Furthermore, a party seeking to reopen discovery in response to a summary judgment motion must demonstrate: (1) the
particular information sought; (2) how the information would
preclude summary judgment; and (3) why it has not previously been
obtained. Pastore v. Bell Tel. Co. of Pa., 24 F.3d 508, 511 (3d
Cir. 1994) (quoting Dowling v. City of Philadelphia,
855 F.2d 136, 140 (3d Cir. 1988).
For this Court to grant the plaintiffs' motion, "he must state
by affidavit the reasons for his inability to do so and these
reasons must be genuine and convincing to the court rather than
merely colorable." Mid-South Grizzlies v. National Football
League, 720 F.2d 772, 779 (3d Cir. 1983). Furthermore, the Third
Circuit has stated that it "is not enough to rest upon the
uncertainty which broods over all human affairs or to pose
philosophic doubts regarding the conclusiveness of evidentiary
facts. In the world of speculation such doubts have an honored
place, but in the daily affairs of mankind and the intensely
practical business of litigation they are put aside as
conjectural." (Id. at 779-80).
In this case, plaintiffs have not articulated either the
particular information sought or how the information would
preclude summary judgment. Furthermore, the stated reason for the
delay in previously obtaining the requested discovery is
unpersuasive. Defendants state that "the four witnesses [counsel
for plaintiffs] seeks to depose Monday Matech, Vincent Cooke, Thomas Masselli, and John Barone were listed in Owens Corning's
Rule 26 Disclosures that were provided to plaintiff's counsel
more than 10 months ago." (Defendants' Br. at 16).
According to plaintiffs' counsel, during the time of confusion
regarding who was to represent the plaintiffs, "two witnesses,
Matech and Vinnie Cooke, had contacted the plaintiffs claiming to
have evidence (including a recording) of the defendant's
discrimination against Redding." (Plaintiffs' Br. at 12).

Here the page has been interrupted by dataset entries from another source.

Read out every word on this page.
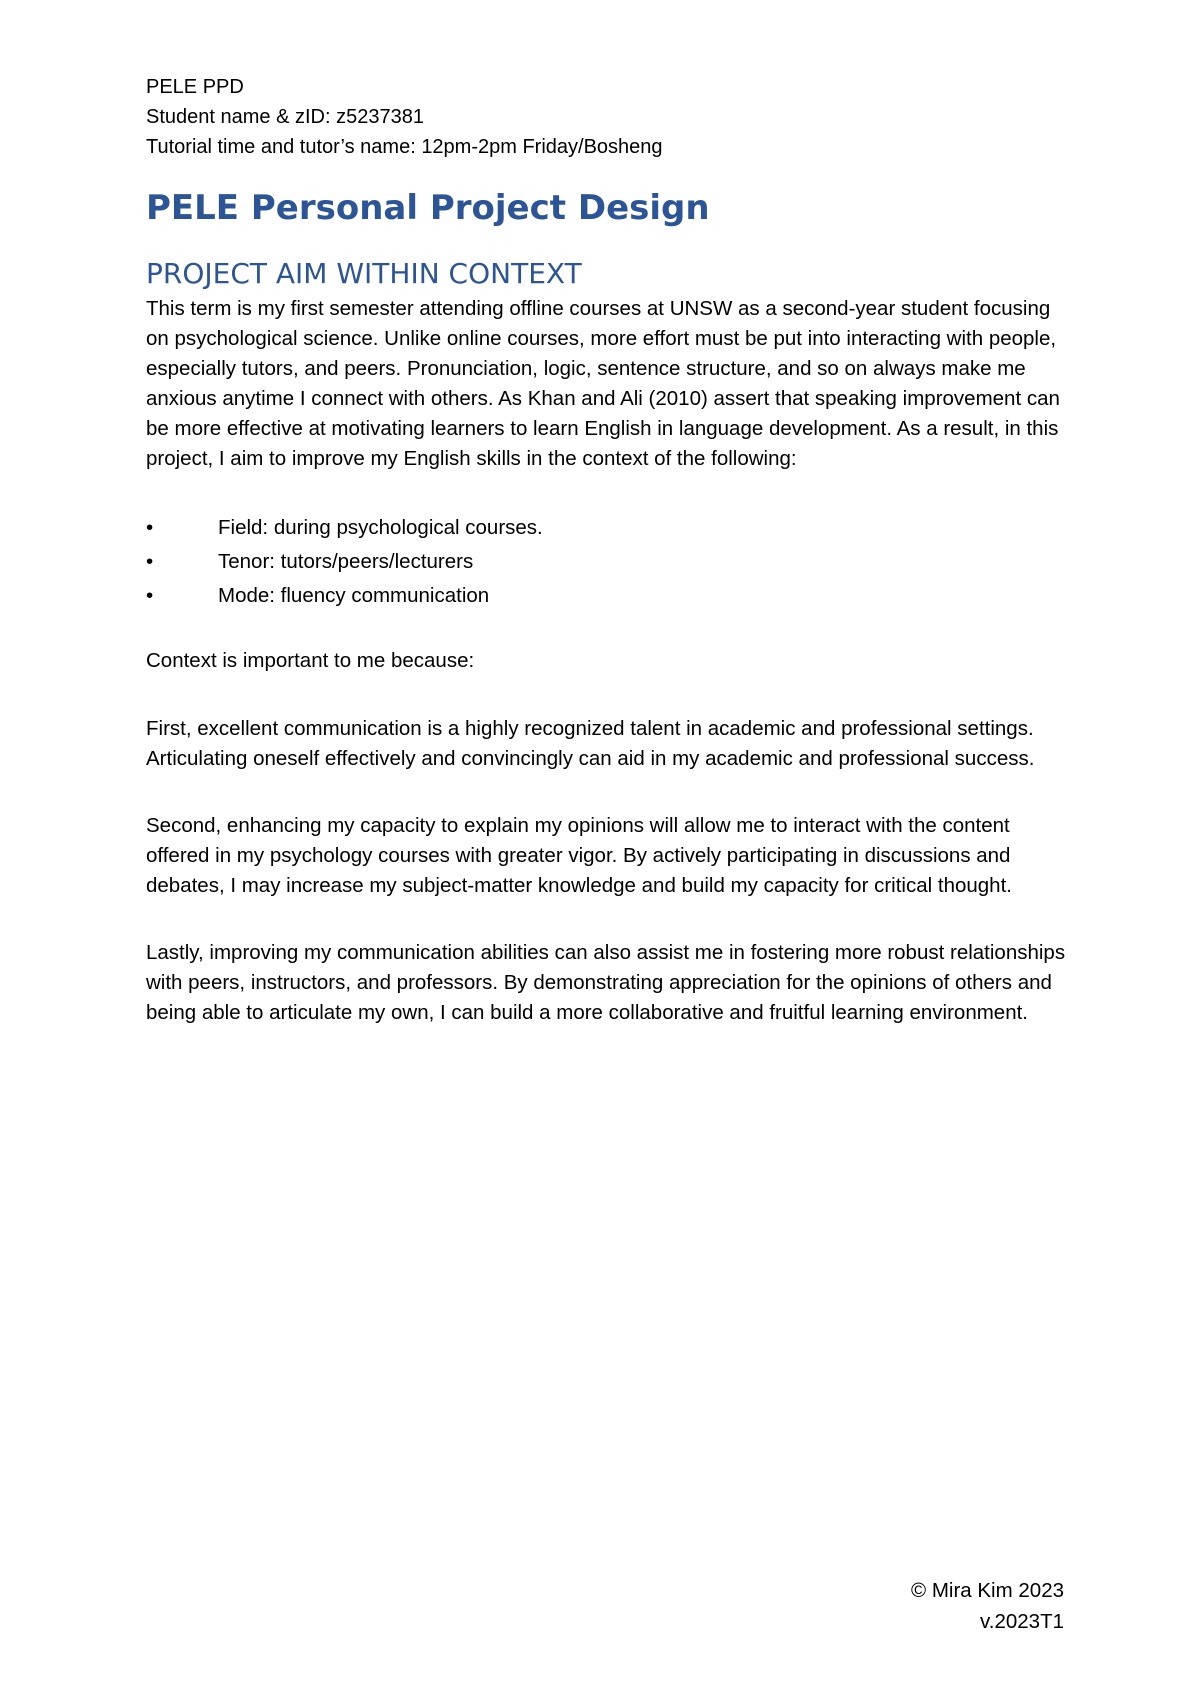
PELE PPD

Student name & zID: z5237381

Tutorial time and tutor’s name: 12pm-2pm Friday/Bosheng

PELE Personal Project Design
PROJECT AIM WITHIN CONTEXT

This term is my first semester attending offline courses at UNSW as a second-year student focusing on psychological science. Unlike online courses, more effort must be put into interacting with people, especially tutors, and peers. Pronunciation, logic, sentence structure, and so on always make me anxious anytime I connect with others. As Khan and Ali (2010) assert that speaking improvement can be more effective at motivating learners to learn English in language development. As a result, in this project, I aim to improve my English skills in the context of the following:

•	Field: during psychological courses.
•	Tenor: tutors/peers/lecturers
•	Mode: fluency communication

Context is important to me because:

First, excellent communication is a highly recognized talent in academic and professional settings. Articulating oneself effectively and convincingly can aid in my academic and professional success.

Second, enhancing my capacity to explain my opinions will allow me to interact with the content offered in my psychology courses with greater vigor. By actively participating in discussions and debates, I may increase my subject-matter knowledge and build my capacity for critical thought.

Lastly, improving my communication abilities can also assist me in fostering more robust relationships with peers, instructors, and professors. By demonstrating appreciation for the opinions of others and being able to articulate my own, I can build a more collaborative and fruitful learning environment.

© Mira Kim 2023
v.2023T1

Plaintiffs' brief further states: "the case may suffer from
insufficiency of discovery since the two witnesses will not have
been deposed and other discovery issues explored based on those
depositions." (Plaintiffs' Br. at 29).
In the case at bar, it seems that the plaintiffs' inability to
conduct discovery falls under the "uncertainty which broods over
all human affairs." Mid-South Grizzlies, 720 F.2d at 779. While
there was confusion regarding plaintiffs' representation, there
was no confusion regarding the date when discovery would end. Nor
was there confusion regarding which individuals were being made
available through defendants' Rule 26 disclosures. Therefore,
plaintiffs had ample opportunity to conduct adequate discovery
during the appropriate period. For the foregoing reasons, the
plaintiffs' cross-motion to extend discovery must fail. CONCLUSION
For the foregoing reasons, defendants' motion for summary
judgment as to Counts One and Two of the Complaint, brought by
Mr. Redding, is granted. Plaintiffs' cross-motion to extend
discovery is denied. All of Mr. Redding's claims having now been
dismissed, Ms. Parnell-Redding's claim for loss of consortium
(Count Five) has no foundation; therefore, summary judgment in
the defendants' favor is entered upon that claim as well. This
action is now dismissed in its entirety.